Pierre Marlet nous ramène 214 ans en arrière : nous sommes aujourd’hui le 2 mai, en espagnol 'el dos de mayo', et ce jour est entré dans la mémoire collective.

Un grand peintre a vécu ces événements, c’est Francesco Goya et il a réalisé deux toiles célèbres aujourd’hui au musée du Prado. El dos de mayo représente des insurgés qui attaquent au couteau des mamelouks, ces cavaliers égyptiens au service de Napoléon. Le second tableau, intitulé El tres de mayo, est plus célèbre : les révoltés espagnols, avec notamment un homme en chemise blanche, les bras en l’air, sont fusillés par les soldats français.

Les deux mai et trois mai 1808 sont des dates historiques importantes en Espagne, il existe d’ailleurs, au centre de Madrid, un monument sur la place El dos de mayo à la gloire des insurgés, avec deux statues qui au départ brandissaient un sabre mais, comme on est au cœur d’un quartier festif, le sabre disparu est souvent remplacé par un verre ou une bouteille…

Francisco de Goya - El tres de mayo de 1808 en Madrid (Musée du Prado, Madrid)
Francisco de Goya - El tres de mayo de 1808 en Madrid (Musée du Prado, Madrid) © Wikimedia Commons

Quand Napoléon Bonaparte fait face à la guérilla espagnole

Ces dos et tres de mayo sont encore aujourd’hui des dates historiques importantes en Espagne. Essayons de comprendre pourquoi en partant de ce qui s’est passé ce jour-là.
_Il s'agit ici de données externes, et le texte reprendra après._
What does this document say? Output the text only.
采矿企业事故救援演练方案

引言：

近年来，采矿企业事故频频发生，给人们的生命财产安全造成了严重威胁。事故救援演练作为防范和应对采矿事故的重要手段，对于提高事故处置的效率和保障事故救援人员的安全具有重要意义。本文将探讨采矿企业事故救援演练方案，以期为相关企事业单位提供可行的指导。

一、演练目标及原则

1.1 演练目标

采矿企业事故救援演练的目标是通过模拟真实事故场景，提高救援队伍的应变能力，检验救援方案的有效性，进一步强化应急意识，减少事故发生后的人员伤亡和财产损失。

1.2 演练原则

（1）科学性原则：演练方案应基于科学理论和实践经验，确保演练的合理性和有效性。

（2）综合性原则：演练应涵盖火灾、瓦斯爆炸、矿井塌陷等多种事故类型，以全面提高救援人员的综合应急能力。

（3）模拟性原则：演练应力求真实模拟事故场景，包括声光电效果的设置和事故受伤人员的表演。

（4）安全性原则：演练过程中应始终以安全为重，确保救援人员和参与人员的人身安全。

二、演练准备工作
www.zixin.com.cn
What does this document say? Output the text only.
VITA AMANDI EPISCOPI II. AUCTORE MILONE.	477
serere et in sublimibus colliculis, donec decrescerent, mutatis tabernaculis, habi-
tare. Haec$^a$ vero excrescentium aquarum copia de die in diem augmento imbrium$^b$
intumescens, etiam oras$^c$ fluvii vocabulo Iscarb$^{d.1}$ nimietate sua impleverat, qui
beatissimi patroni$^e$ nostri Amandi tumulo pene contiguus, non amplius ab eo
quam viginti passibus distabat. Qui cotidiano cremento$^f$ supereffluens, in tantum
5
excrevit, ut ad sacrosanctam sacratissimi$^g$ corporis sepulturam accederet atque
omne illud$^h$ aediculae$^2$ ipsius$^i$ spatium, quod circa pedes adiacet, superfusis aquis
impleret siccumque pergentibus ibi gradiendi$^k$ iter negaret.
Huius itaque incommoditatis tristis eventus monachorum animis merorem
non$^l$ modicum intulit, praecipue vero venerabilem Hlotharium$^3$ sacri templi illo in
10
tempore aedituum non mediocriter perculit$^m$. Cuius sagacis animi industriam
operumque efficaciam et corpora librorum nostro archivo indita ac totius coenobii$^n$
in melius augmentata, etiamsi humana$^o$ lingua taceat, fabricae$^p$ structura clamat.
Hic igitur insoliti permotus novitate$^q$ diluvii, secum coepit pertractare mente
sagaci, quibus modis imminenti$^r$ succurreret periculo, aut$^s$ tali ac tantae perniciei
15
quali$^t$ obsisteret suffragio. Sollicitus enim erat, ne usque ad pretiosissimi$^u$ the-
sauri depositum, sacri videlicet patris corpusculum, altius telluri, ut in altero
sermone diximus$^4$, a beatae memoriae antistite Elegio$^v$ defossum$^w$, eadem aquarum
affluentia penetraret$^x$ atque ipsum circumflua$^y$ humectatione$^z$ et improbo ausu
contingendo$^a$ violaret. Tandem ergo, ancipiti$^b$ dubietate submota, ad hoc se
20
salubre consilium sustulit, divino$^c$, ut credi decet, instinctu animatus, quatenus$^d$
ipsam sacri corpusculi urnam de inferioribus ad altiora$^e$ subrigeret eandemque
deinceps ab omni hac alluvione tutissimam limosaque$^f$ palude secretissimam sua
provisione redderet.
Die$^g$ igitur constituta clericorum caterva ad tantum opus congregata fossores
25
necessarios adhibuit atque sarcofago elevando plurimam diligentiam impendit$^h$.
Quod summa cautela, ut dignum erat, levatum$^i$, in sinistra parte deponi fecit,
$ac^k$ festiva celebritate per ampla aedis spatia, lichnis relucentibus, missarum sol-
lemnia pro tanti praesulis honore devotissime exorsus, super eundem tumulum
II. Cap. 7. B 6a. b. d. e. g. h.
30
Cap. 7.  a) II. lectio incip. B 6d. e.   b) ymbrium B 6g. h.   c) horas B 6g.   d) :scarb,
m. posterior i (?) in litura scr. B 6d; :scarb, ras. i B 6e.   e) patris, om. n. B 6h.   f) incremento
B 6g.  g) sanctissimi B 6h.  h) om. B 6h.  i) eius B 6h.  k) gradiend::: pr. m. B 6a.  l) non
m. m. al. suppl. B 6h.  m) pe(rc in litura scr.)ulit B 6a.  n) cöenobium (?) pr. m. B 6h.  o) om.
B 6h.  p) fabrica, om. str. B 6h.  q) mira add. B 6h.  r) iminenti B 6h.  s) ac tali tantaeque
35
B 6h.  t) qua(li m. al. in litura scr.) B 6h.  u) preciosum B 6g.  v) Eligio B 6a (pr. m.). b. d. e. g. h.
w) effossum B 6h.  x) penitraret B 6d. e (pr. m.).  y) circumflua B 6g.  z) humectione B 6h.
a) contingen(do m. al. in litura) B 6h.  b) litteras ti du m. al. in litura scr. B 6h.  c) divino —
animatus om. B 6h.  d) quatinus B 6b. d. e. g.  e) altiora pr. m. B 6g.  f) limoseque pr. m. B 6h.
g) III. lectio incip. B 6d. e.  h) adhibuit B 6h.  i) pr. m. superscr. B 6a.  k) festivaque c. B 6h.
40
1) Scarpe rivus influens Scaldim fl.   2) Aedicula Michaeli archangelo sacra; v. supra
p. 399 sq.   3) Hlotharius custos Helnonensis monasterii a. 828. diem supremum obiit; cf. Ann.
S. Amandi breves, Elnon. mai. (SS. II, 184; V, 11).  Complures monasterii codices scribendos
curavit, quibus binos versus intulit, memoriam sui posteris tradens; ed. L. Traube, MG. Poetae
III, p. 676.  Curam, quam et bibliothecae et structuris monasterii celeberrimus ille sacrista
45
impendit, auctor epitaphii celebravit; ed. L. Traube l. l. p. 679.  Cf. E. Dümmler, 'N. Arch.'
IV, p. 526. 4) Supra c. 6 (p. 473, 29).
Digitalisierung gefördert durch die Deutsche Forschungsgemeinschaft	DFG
Nous sommes le 2 mai 1808. Napoléon ne le sait pas encore mais il commet sa première grande erreur : croyant jouer au plus malin, il fait main basse sur l’Espagne. Mais en agissant ainsi, il se fourre dans un incroyable guêpier qui va ruiner l’image invincible de sa grande armée.

Au départ il y a la rivalité entre un père et son fils, le roi d’Espagne Charles IV et l’héritier le prince Ferdinand, qui fait appel à Napoléon pour remplacer son père sur le trône. L’empereur trouve l’occasion trop belle : machiavélique, il exploite ces rivalités pour détrôner père et fils et les remplacer par son frère Joseph.
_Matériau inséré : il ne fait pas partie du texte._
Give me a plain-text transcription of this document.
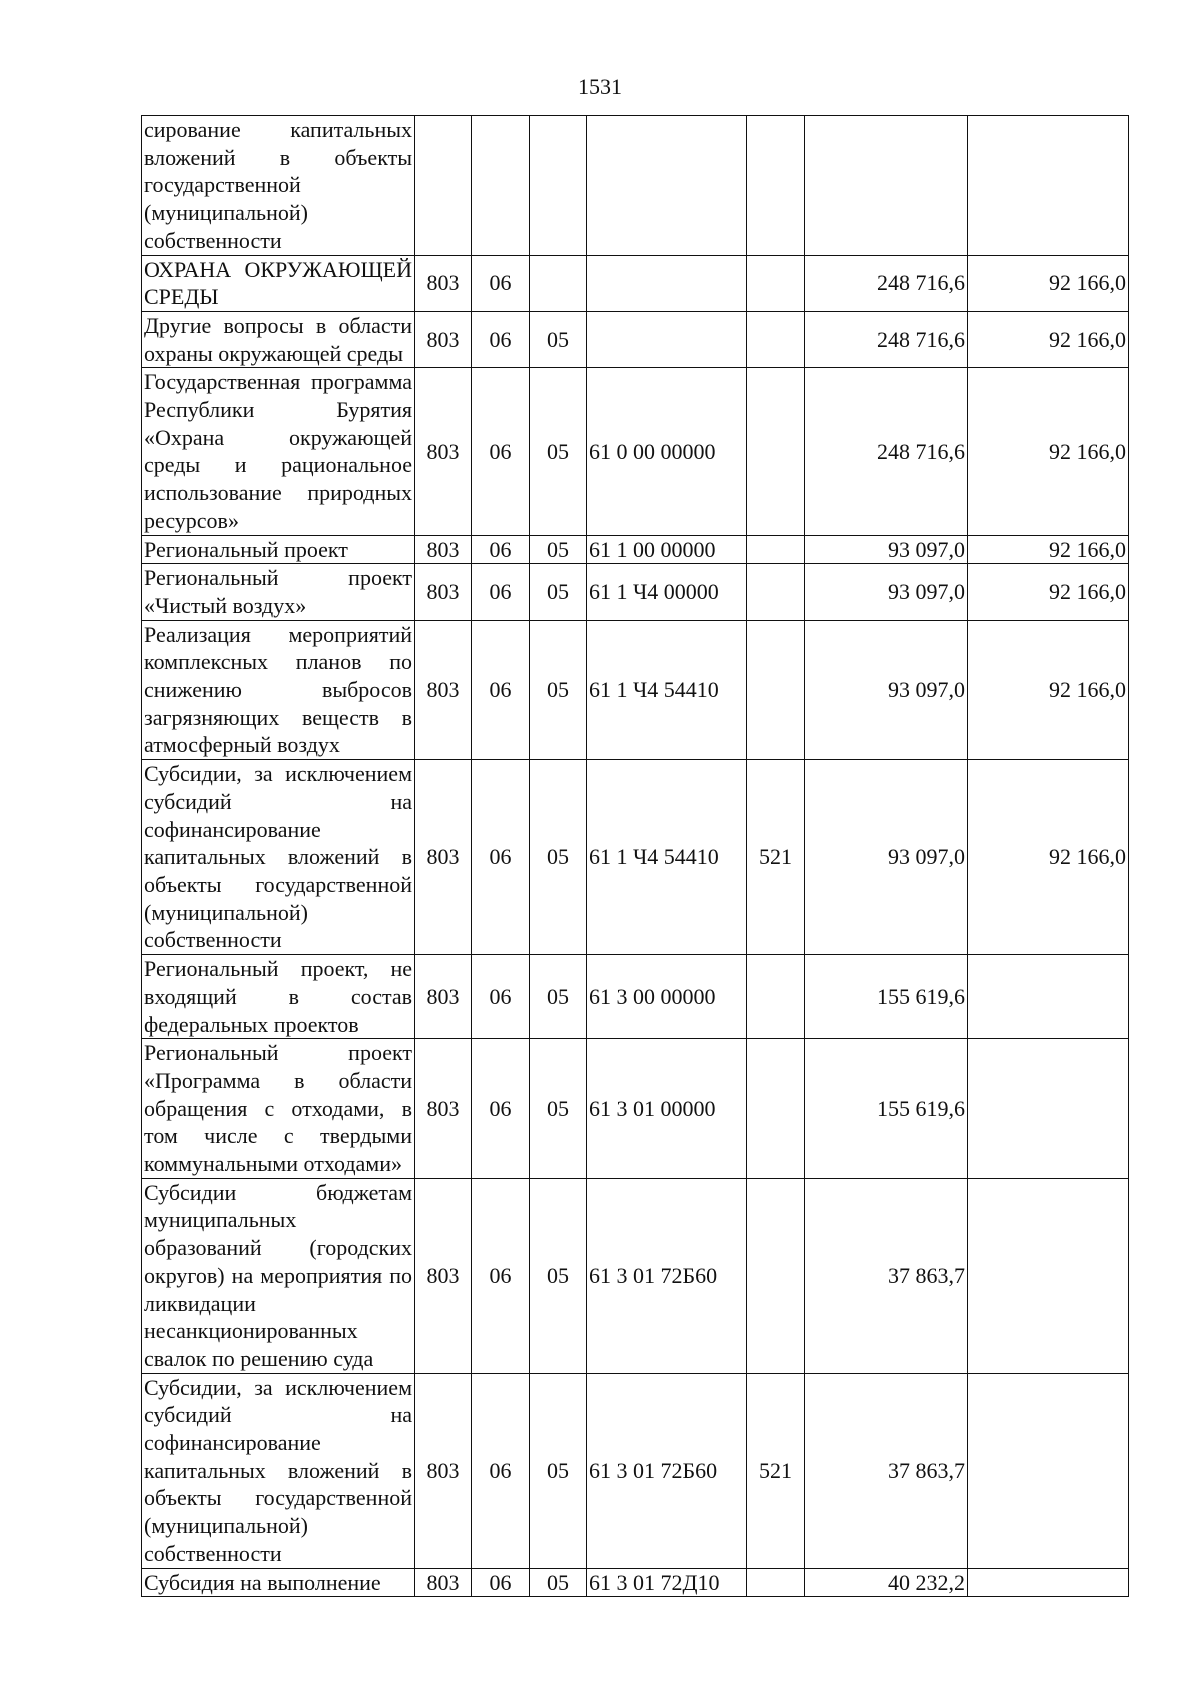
1531
сирование капитальных вложений в объекты государственной (муниципальной) собственности							
ОХРАНА ОКРУЖАЮЩЕЙ СРЕДЫ	803	06				248 716,6	92 166,0
Другие вопросы в области охраны окружающей среды	803	06	05			248 716,6	92 166,0
Государственная программа Республики Бурятия «Охрана окружающей среды и рациональное использование природных ресурсов»	803	06	05	61 0 00 00000		248 716,6	92 166,0
Региональный проект	803	06	05	61 1 00 00000		93 097,0	92 166,0
Региональный проект «Чистый воздух»	803	06	05	61 1 Ч4 00000		93 097,0	92 166,0
Реализация мероприятий комплексных планов по снижению выбросов загрязняющих веществ в атмосферный воздух	803	06	05	61 1 Ч4 54410		93 097,0	92 166,0
Субсидии, за исключением субсидий на софинансирование капитальных вложений в объекты государственной (муниципальной) собственности	803	06	05	61 1 Ч4 54410	521	93 097,0	92 166,0
Региональный проект, не входящий в состав федеральных проектов	803	06	05	61 3 00 00000		155 619,6	
Региональный проект «Программа в области обращения с отходами, в том числе с твердыми коммунальными отходами»	803	06	05	61 3 01 00000		155 619,6	
Субсидии бюджетам муниципальных образований (городских округов) на мероприятия по ликвидации несанкционированных свалок по решению суда	803	06	05	61 3 01 72Б60		37 863,7	
Субсидии, за исключением субсидий на софинансирование капитальных вложений в объекты государственной (муниципальной) собственности	803	06	05	61 3 01 72Б60	521	37 863,7	
Субсидия на выполнение	803	06	05	61 3 01 72Д10		40 232,2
Mais le 2 mai, lorsque les soldats français veulent transférer la famille royale espagnole vers la France, le peuple de Madrid se révolte. C’est le premier tableau de Goya : les cavaliers mamelouks, égyptiens, au service de l’empereur, sont sauvagement massacrés.
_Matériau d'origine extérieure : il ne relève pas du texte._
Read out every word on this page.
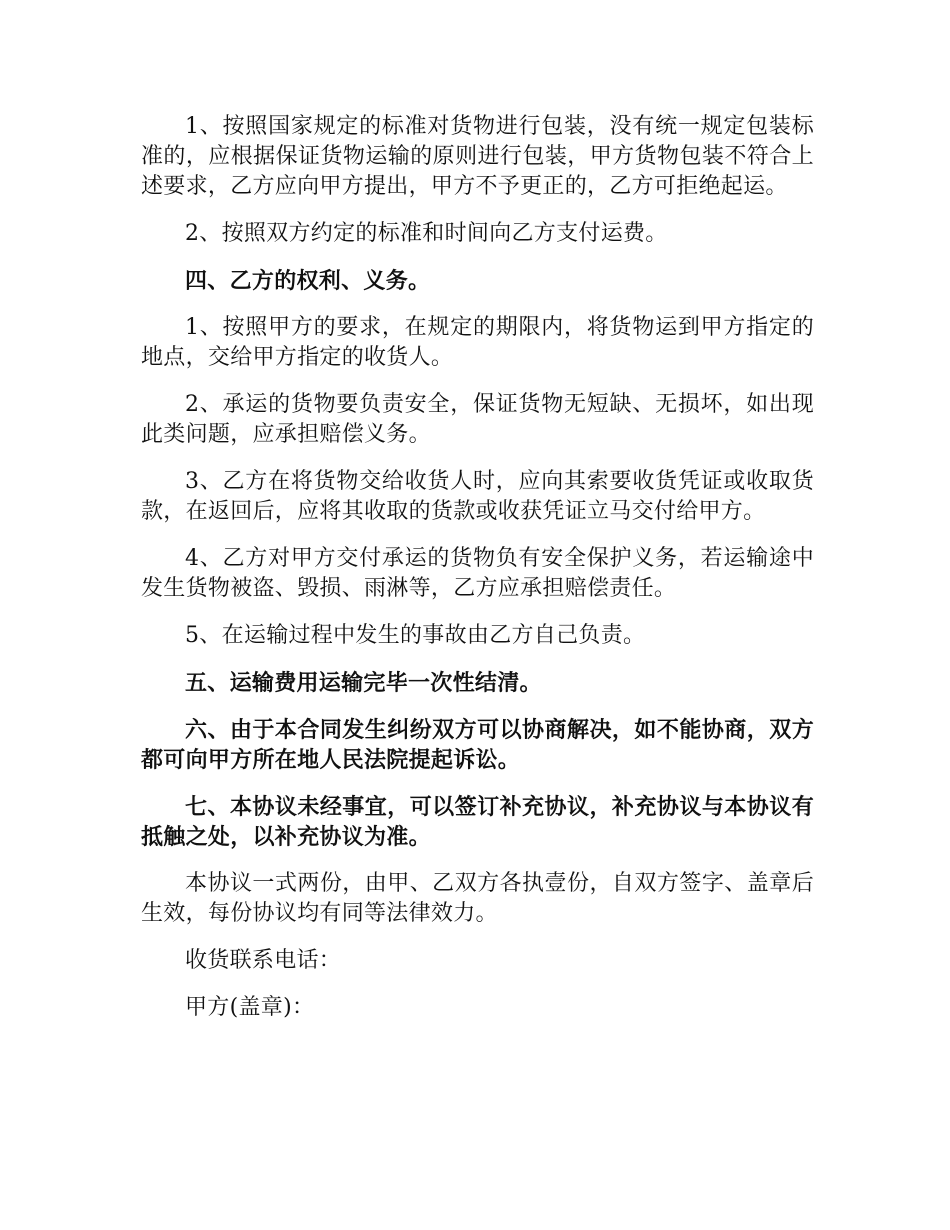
1、按照国家规定的标准对货物进行包装，没有统一规定包装标准的，应根据保证货物运输的原则进行包装，甲方货物包装不符合上述要求，乙方应向甲方提出，甲方不予更正的，乙方可拒绝起运。

2、按照双方约定的标准和时间向乙方支付运费。

四、乙方的权利、义务。

1、按照甲方的要求，在规定的期限内，将货物运到甲方指定的地点，交给甲方指定的收货人。

2、承运的货物要负责安全，保证货物无短缺、无损坏，如出现此类问题，应承担赔偿义务。

3、乙方在将货物交给收货人时，应向其索要收货凭证或收取货款，在返回后，应将其收取的货款或收获凭证立马交付给甲方。

4、乙方对甲方交付承运的货物负有安全保护义务，若运输途中发生货物被盗、毁损、雨淋等，乙方应承担赔偿责任。

5、在运输过程中发生的事故由乙方自己负责。

五、运输费用运输完毕一次性结清。

六、由于本合同发生纠纷双方可以协商解决，如不能协商，双方都可向甲方所在地人民法院提起诉讼。

七、本协议未经事宜，可以签订补充协议，补充协议与本协议有抵触之处，以补充协议为准。

本协议一式两份，由甲、乙双方各执壹份，自双方签字、盖章后生效，每份协议均有同等法律效力。

收货联系电话：

甲方(盖章)：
Le lendemain 3 mai, la répression française est sanglante : des centaines d’Espagnols sont fusillés. Résultat : c’est toute l’Espagne qui s’enflamme, soutenue par les Anglais. Napoléon ne parviendra jamais à pacifier la péninsule ibérique, qui deviendra le talon d’Achille de son empire.

Un événement qui laisse des traces

Tout cela date de plus de deux siècles, il y a de l’eau qui a coulé dans l’Ebre ou le Guadalquivir.

Mais les événements traumatisants mettent beaucoup de temps à totalement cicatriser. Ce 2 mai 1808 laisse des traces encore aujourd’hui dans les relations entre les deux pays.

Un exemple pas si lointain : dans les années 80, ça chauffe entre la France et l’Espagne. Les camions espagnols qui transportent les fruits et légumes sont régulièrement attaqués, dans le sud-ouest français, par des maraîchers qui les accusent de concurrence déloyale. Les incidents de pêche sont récurrents dans le golfe de Gascogne entre pêcheurs espagnols et français.

Au plan politique, les deux pays ont pourtant un gouvernement socialiste, avec François Mitterrand et Felipe Gonzalez, mais cela n’empêche pas de vives tensions diplomatiques, parce que Madrid accuse Paris de retarder son adhésion à l’Union européenne.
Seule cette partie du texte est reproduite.